Les sciences sociales ont généralement vocation à étudier nos modes de vie. Nombre de travaux ont mis en évidence un lien entre différentes expositions précoces, telles que le niveau socioéconomique, la nutrition, le stress, l’adversité psychosociale et différents résultats de santé tels que l’obésité, l’hypertension artérielle, la santé mentale, etc. Lorsque les collaborations entre biologistes et sociologues démarrent suffisamment tôt, c’est-à-dire au moment même de la conception du projet de recherche, ces derniers apportent leur contribution à la collecte des données environnementales. Les sciences humaines et sociales savent gérer les données hétérogènes. Mais encore faut-il que ces données soient suffisamment riches pour peser face aux différents « omiques » [ensemble de disciplines biologiques qui caractérisent et quantifient les masses de molécules biologiques, ndlr]. L’ensemble doit être assez robuste pour être pris en compte par les outils de la biologie computationnelle. C’est ce sur quoi nous travaillons actuellement en collaboration avec les chercheurs de l’Institut de biologie Paris-Seine (IBPS).
Quelles thématiques sont particulièrement étudiées ?

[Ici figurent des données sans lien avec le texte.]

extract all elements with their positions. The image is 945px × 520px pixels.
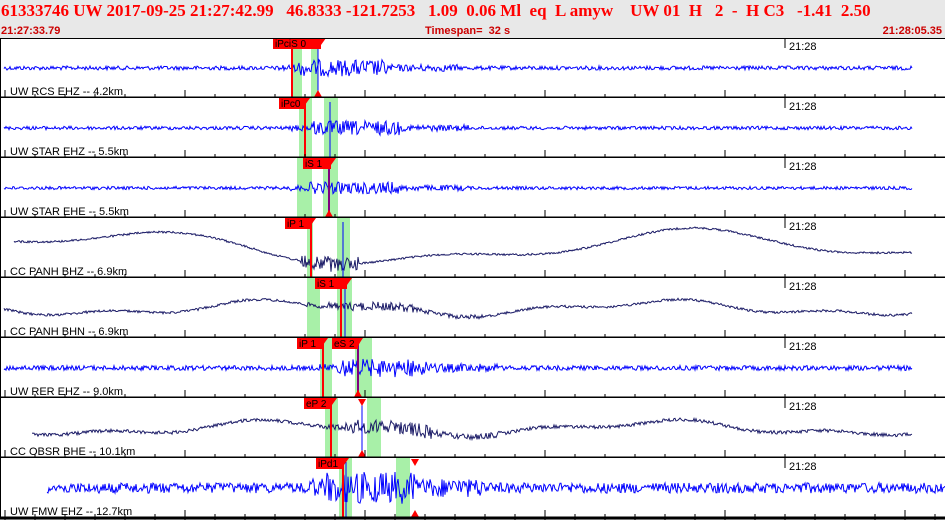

Une partie importante de la visibilité publique de l’épigénétique sociale tient aux différents travaux consacrés aux situations de stress ou d’adversité sociale extrême. Ceux, par exemple, de Connie Mulligan de l’Université de Floride, sur des lieux de conflits, comme au Congo, qui tentent de mesurer l’impact du traumatisme maternel sur le génome et l’épigénome des enfants, exposés in utero au traumatisme. Depuis mon retour en France, après trois années comme directeur adjoint de l’unité de recherche internationale du CNRS Epigenetics, Data and Politics (EpiDaPo) aux États-Unis, j’ai développé notamment le projet EpiAgeing qui propose une approche interdisciplinaire des mécanismes épigénétiques du vieillissement cognitif pathologique en vue de constituer une nouvelle cohorte de patients.

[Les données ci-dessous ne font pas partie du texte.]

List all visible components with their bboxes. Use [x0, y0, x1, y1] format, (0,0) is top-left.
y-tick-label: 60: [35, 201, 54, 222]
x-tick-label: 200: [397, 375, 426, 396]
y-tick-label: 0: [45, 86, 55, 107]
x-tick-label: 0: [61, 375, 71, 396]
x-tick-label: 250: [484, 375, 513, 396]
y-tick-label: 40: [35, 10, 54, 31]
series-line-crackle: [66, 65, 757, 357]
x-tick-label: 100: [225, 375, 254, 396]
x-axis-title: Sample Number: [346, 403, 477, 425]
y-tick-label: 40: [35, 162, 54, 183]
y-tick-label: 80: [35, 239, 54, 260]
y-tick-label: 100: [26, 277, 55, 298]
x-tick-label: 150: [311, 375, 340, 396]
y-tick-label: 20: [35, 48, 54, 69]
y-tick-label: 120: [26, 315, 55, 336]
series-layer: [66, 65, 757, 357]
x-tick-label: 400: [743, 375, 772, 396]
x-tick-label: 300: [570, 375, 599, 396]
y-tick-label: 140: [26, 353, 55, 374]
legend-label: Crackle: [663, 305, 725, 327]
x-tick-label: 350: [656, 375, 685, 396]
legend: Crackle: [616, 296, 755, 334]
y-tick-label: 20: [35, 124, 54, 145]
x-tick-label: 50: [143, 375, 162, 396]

Mais pour la biologie, la question de l’hérédité transgénérationnelle de l’épigénétique est encore très débattue !
Oui, la preuve reste à faire. Ces travaux constituent une démarche très exploratoire d’un petit nombre de chercheurs dans le monde. Et en sciences sociales, il existe parfois une prime à la surenchère spéculative, ce qui peut contribuer à décrédibiliser l’épigénétique sociale. Certaines études semblent oublier que la transmission transgénérationnelle des marques épigénétiques chez l’homme est controversée ou que la plupart d’entre-elles sont confrontées à des difficultés importantes d’échelle d’échantillonnage des populations.
Au-delà du monde académique, cette idée se répand dans l’espace public…

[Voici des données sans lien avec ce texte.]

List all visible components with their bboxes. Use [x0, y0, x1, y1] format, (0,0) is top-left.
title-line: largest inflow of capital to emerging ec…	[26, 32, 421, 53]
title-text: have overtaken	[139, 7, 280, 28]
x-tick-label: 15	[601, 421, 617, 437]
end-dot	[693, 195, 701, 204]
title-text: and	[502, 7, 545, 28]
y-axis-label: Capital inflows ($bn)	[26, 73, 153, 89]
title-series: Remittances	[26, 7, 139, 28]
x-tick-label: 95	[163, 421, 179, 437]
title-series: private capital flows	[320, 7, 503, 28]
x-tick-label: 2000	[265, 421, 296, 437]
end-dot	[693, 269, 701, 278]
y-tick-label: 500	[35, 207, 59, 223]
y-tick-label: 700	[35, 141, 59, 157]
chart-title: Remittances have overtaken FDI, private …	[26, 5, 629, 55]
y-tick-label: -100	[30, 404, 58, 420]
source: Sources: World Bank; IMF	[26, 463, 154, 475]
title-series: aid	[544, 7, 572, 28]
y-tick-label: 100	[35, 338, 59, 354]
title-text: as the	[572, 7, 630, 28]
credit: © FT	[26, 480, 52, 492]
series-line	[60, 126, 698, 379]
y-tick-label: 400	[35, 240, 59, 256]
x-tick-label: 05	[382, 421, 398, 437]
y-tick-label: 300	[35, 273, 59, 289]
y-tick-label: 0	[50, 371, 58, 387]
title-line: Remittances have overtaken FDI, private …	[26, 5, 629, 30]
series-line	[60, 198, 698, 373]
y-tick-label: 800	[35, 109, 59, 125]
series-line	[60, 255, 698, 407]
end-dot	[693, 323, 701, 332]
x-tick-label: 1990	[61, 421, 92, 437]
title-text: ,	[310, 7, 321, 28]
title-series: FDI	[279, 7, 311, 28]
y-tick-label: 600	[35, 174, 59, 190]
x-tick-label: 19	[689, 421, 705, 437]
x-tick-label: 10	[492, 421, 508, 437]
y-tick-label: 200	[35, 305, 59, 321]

Effectivement, c’est d’ailleurs un sujet d’étude à part entière pour nous. L’épigénétique n’est pas qu’un domaine de recherche, c’est aussi aujourd’hui un vecteur de mobilisation sociale et politique, et parfois un argument juridique. On a ainsi vu aux États-Unis des tribunes s’appuyant sur les avancées de l’épigénétique sociale pour dénoncer l’horreur des traitements des enfants migrants sous l’administration Trump. Des chercheurs ont avancé l’idée que le traitement indigne de ces enfants, séparés de leurs parents et enfermés dans des camps après leur entrée sur le territoire américain, aurait des répercussions à long terme à cause de leur impact épigénétique. La loi californienne s’est aussi emparée de manière spectaculaire du concept. L’assemblée de cet état a ainsi acté, dès 2016, qu’elle prendrait en compte l’épigénétique dans l’élaboration des politiques d’urbanisme. En France, tout récemment, les avocats du Mouvement International des Réparations ont tenté mobiliser l’épigénétique sociale pour appuyer une demande de réparation de 200 milliards d’euros pour les crimes commis par l’État français lors de la traite négrière et l’esclavage. La cour d’appel de Fort-de-France n’a pas jugé recevable cette demande, mais il faut être très attentif à cette entrée de l’épigénétique au tribunal. Ces exemples sont très éloignés des laboratoires de recherche. Ils révèlent l’existence d’un usage stratégique de la science, qui n’est ni réellement nouveau, ni propre à l’épigénétique sociale.